Leonie Weber
May-June 2009
About the Artist:
Leonie Weber was born in Heidelberg, Germany in 1974. She earned her german art school degree from the Bauhaus-University Weimar (BUW) in 1999 and received a BUW fellowship for a guest semester at the School of the Art Institute of Chicago in 2000. She has exhibited her work at venues such as 5räume (2009) in Ludwigsburg, Schalter (2008) and Kunstraum Kreuzberg (2002/2004) in Berlin, the New Museum (2005) and the K&K Center for Art and Fashion (2007) in Weimar, and ThreeWalls (2004) in Chicago. Since 1999 she has curated and organized a number of independent exhibition series and projects. Between 2001 and 2004 she helped to develop the Public Art and New Artistic Strategies MFA program at BUW. In 2008, she was awarded the annual fellowship of the Baden-Wurttemberg Foundation for Art. She lives in Karlsruhe.
Project Description:
The video “Hello Goodbye” was conceived and filmed during my six week residency at Sculpture Space. It consists of 12 short scenes, staged and filmed at different locations throughout the city and performed by lay actions, most of whom are Utica residents.
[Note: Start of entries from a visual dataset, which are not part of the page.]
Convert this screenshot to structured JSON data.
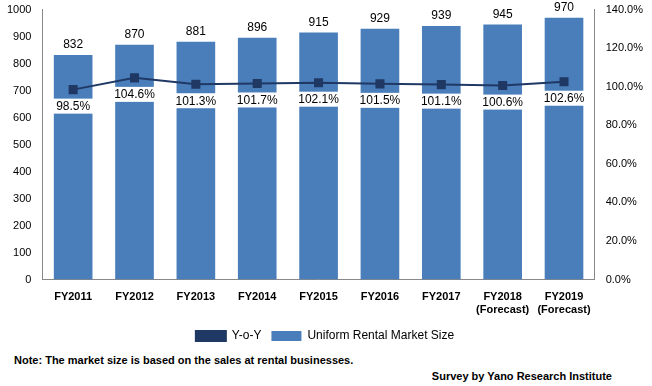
{
  "chart_data": {
    "type": "bar",
    "categories": [
      "FY2011",
      "FY2012",
      "FY2013",
      "FY2014",
      "FY2015",
      "FY2016",
      "FY2017",
      "FY2018 (Forecast)",
      "FY2019 (Forecast)"
    ],
    "series": [
      {
        "name": "Uniform Rental Market Size",
        "type": "bar",
        "color": "#4a7ebb",
        "values": [
          832,
          870,
          881,
          896,
          915,
          929,
          939,
          945,
          970
        ]
      },
      {
        "name": "Y-o-Y",
        "type": "line",
        "axis": "y2",
        "color": "#1f3864",
        "marker": "square",
        "values": [
          98.5,
          104.6,
          101.3,
          101.7,
          102.1,
          101.5,
          101.1,
          100.6,
          102.6
        ],
        "value_labels": [
          "98.5%",
          "104.6%",
          "101.3%",
          "101.7%",
          "102.1%",
          "101.5%",
          "101.1%",
          "100.6%",
          "102.6%"
        ]
      }
    ],
    "ylim": [
      0,
      1000
    ],
    "yticks": [
      0,
      100,
      200,
      300,
      400,
      500,
      600,
      700,
      800,
      900,
      1000
    ],
    "y2lim": [
      0,
      140
    ],
    "y2ticks": [
      {
        "value": 0,
        "label": "0.0%"
      },
      {
        "value": 20,
        "label": "20.0%"
      },
      {
        "value": 40,
        "label": "40.0%"
      },
      {
        "value": 60,
        "label": "60.0%"
      },
      {
        "value": 80,
        "label": "80.0%"
      },
      {
        "value": 100,
        "label": "100.0%"
      },
      {
        "value": 120,
        "label": "120.0%"
      },
      {
        "value": 140,
        "label": "140.0%"
      }
    ],
    "grid": false,
    "legend": "bottom",
    "data_labels": true,
    "note": "Note: The market size is based on the sales at rental businesses.",
    "source": "Survey by Yano Research Institute"
  }
}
The themes depicted are varied and seem random to a certain degree. My motivation was to create a portrait of Utica through seemingly marginal situations that resonate beyond their immediate actions and dialogue.
I gathered material for the scenes by talking with, and even more importantly, listening to people in Utica. I collected stories I was told and snippets of conversations I had overheard and then edited, supplemented, and combined this material to form12 short episodes. The scenes were realized in collaboration with the people who performed them; their interpretations of the situations, their ideas for settings, and their personalities crucially impacted the staging.
In collaborating with lay actors, I was interested in exploring how people can understand the unfamiliar worries and concerns of others. I see this short film both as an invitation to relate to one another and as an expression of my own fondness for the people I met in Utica.